Amazon Sees No Reason to Slow Its Spending
Amazon defended its free-spending habits yesterday in a call with analysts, arguing that it continues to see new opportunities and will invest accordingly.
The comments follow a less than stellar fourth-quarter performance in which the gigantic e-commerce provider spent nearly as much money as it brought in the door — even during its busiest quarter of the year.
Profits for the quarter fell 58 percent, while annual earnings were cut nearly in half.
Some analysts were hoping that the end of the year would be a low point for margins and that Amazon would start growing in 2012 as it benefited from the steep investments made the prior year.
But that’s not part of the plan.
“We’re incredibly optimistic about the opportunity that we have, and that’s why we have invested the way we have and why we’re continuing to invest in the business,” said Amazon’s CFO Tom Szkutak in a conference call with analysts.
For clarity, Piper Jaffray analyst Charles Munster asked again: “So, your outlook in terms of investment philosophy hasn’t changed versus last quarter going forward?”
“No, no,” Szkutak said. “We are continuing to look as we always do. We learn every week, month and quarter about customer adoption. We are looking at a lot of positive things across the business in terms of adoption, specifically Kindle growth from a device standpoint and content that’s following that.”
Other categories seeing growth, he said, include clothing, consumables, consumer electronics and Amazon Web Services.
“There’s a lot of interesting opportunities that we continue to invest in. So we are pleased with the performance in Q4 and what it means going forward for us.”
Over the past year, Amazon has invested heavily in infrastructure, including 17 fulfillment centers around the globe.
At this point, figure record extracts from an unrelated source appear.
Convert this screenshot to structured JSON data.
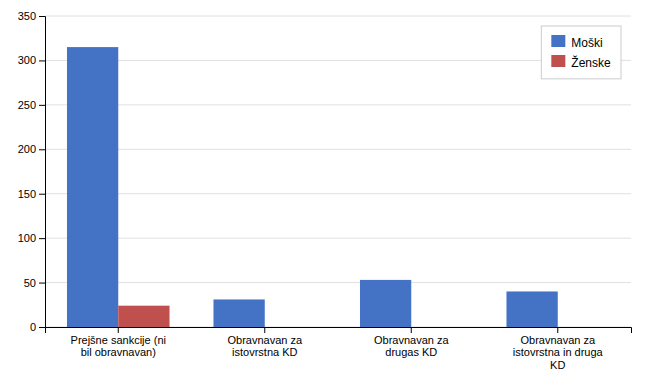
{
  "chart_data": {
    "type": "bar",
    "categories": [
      "Prejšne sankcije (ni\nbil obravnavan)",
      "Obravnavan za\nistovrstna KD",
      "Obravnavan za\ndrugas KD",
      "Obravnavan za\nistovrstna in druga\nKD"
    ],
    "series": [
      {
        "name": "Moški",
        "color": "#4472C4",
        "values": [
          315,
          31,
          53,
          40
        ]
      },
      {
        "name": "Ženske",
        "color": "#C0504D",
        "values": [
          24,
          0,
          0,
          0
        ]
      }
    ],
    "ylim": [
      0,
      350
    ],
    "yticks": [
      0,
      50,
      100,
      150,
      200,
      250,
      300,
      350
    ],
    "grid": true,
    "legend": "upper right"
  }
}
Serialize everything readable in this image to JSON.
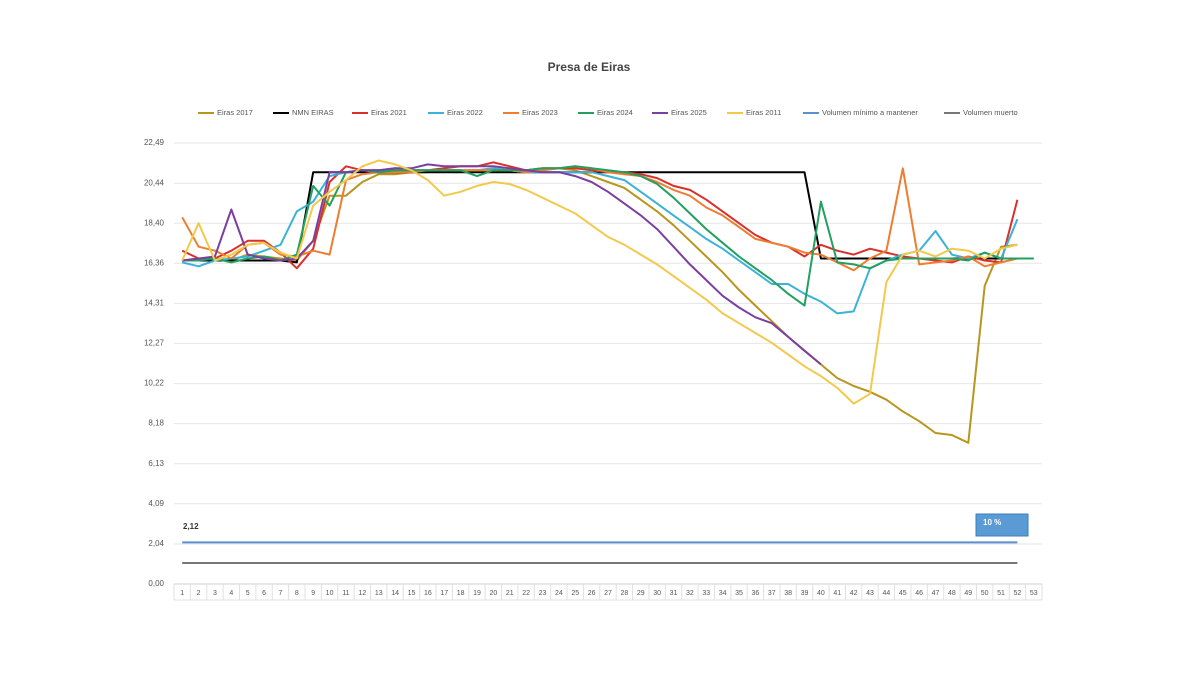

At the end of the year, it had 56,200 employees, up 67 percent year over year, with most of the hiring coming in operations and customer service.
It has also invested heavily in the digital content business, including the Kindle.
It’s widely assumed that Amazon is breaking even or taking a slight loss on the sale of each Kindle Fire. It’s also securing expensive partnerships with content companies across music, video and books, and giving some of that content away as part of the $80 Prime membership, which also includes free two-day shipping.
All of those are bets that Amazon is hoping will reap profits over the long term, as customers continue to consume after they purchase an e-reader or tablet or sign up for Prime.
So far, it’s too early to see how the investment is faring, especially when it comes to new categories.
“It’s very, very early,” Szkutak said, “but so far, we like what we see, so that’s why we are continuing down the path of adding more content and making Prime better. … Because we are investing a lot, we are making sure we understand it very well.”
A lot of details, like Kindle sales numbers, are still being kept under wraps, but he promised Amazon will someday share more about how it is doing.
Unfortunately, the market isn’t as patient. In after-hours trading, the stock was down almost 10 percent at one point. During the session, it ended up down, 8.7 percent, or nearly $17 , to close at $177.50 a share.